Perhaps the biggest change Cutcliffe noted is that he will no longer be serving as the team's offensive play-caller, a role he took over this past season. Cutcliffe explained Thursday that he realized he needed to be "across the board, the head football coach" and that the time he needed to dedicate to preparing the offense took his focus away from "building our team and supporting our players, which is the most important job I have."

"A head football coach's role touches everyone," Cutcliffe said. "When you're not complete in that role, then you're dependent purely on talent to make things happen, if that makes sense. And I think our organization functions better when I am overseeing the entire operation of it. I can spend more time with our strength staff. I can spend more time with our recruiting staff. I can overall meet with players, meet with the leadership more."

Cutcliffe added that what he wanted to do after Hampton left for Tulane was far from a simple decision, and that he "tossed and turned and talked to myself as much as anyone to start with."

"After a tough year like that, you're going from your left side to your right side," Cutcliffe said. "And sometimes my right side sleeping will have a different opinion than my left side."

But after speaking with friends, head coaches who had been in similar situations, his staff, athletic director Kevin White and more people both inside and outside of the program—he said the due diligence he put into the hire was "probably second to none in any hire I've ever made"—he came to a decision that he fully believes is the best move for the program.

"In the end, there was no question in my mind where it landed," Cutcliffe said. "You get one shot to get a hire right, and that's something I don't wanna take lightly. And I just knew it when it all arrived that it was the perfect fit."

Looking ahead

Cutcliffe also spent part of Thursday's press conference looking ahead toward spring practice. He said the team is back on campus—some of the team's older players in isolated off-campus residences and everyone else living in single rooms in the Washington Duke Inn—and that team workouts would begin the next day.

Furthermore, Cutcliffe went into detail regarding some of the team's COVID-19 protocols, which he says will be similar to how the team did things in the fall when the team went through the regular season with zero positive COVID-19 cases.

"We're in two different locker rooms, we're grab-and-go meals right now," Cutcliffe said. "If we can get to where we can have meals in the training table, we have designated places that are safely apart from each other to sit and eat. For people that want to know how we had team meals and pregame meals [in the fall], well we had tables—everybody's facing the same direction, so you're looking at the person in front of you's head, and that person in front of you is minimally 10 feet away.

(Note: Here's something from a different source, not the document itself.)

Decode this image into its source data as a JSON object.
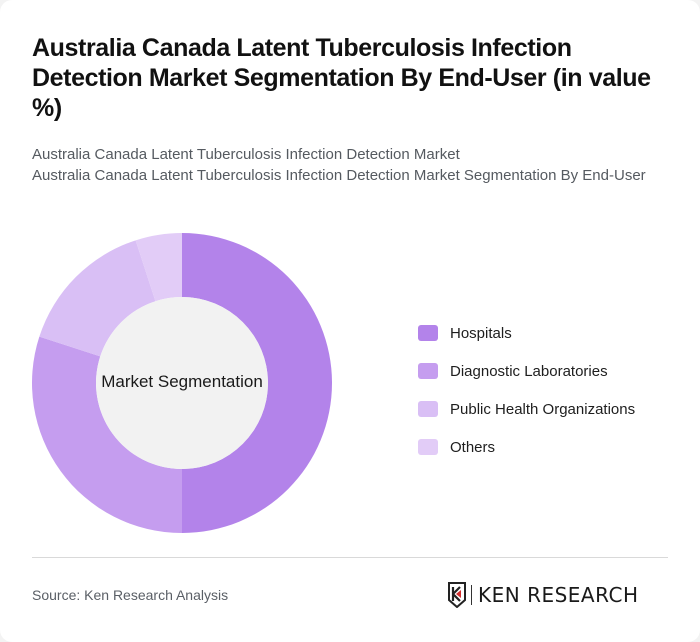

"We got a conditioning test—I went down and talked with our strength coach this afternoon in the indoor and how we're going to space it. We're not going to do a test with them masked, so they're not ever going to be any closer than probably 15 feet in that setting without a mask on."

Cutcliffe said he's already mapped out the 15 days of spring practice, with the first two dates of Feb. 26 and Feb. 27 being headgear only, and that his players are ready to "re-buy in" following the team's tough 2020 season.

"We got a chance to have a really good football team," Cutcliffe said. "The thing you have to do here, and everywhere else to be honest with you, is you got to earn that. You got to work your way toward being an outstanding football team. And I went through that process today down there and I believe this team is really going to buy in, and really maybe re-buy in. 2020 was hard. 

"We have principles and values and standards that we believe in. And then if you're human, it got bent a little too much in the circumstances we were in, particularly when the head coach is not there to build it every day. Well, I'm building that part of it every day. And I'm excited about it."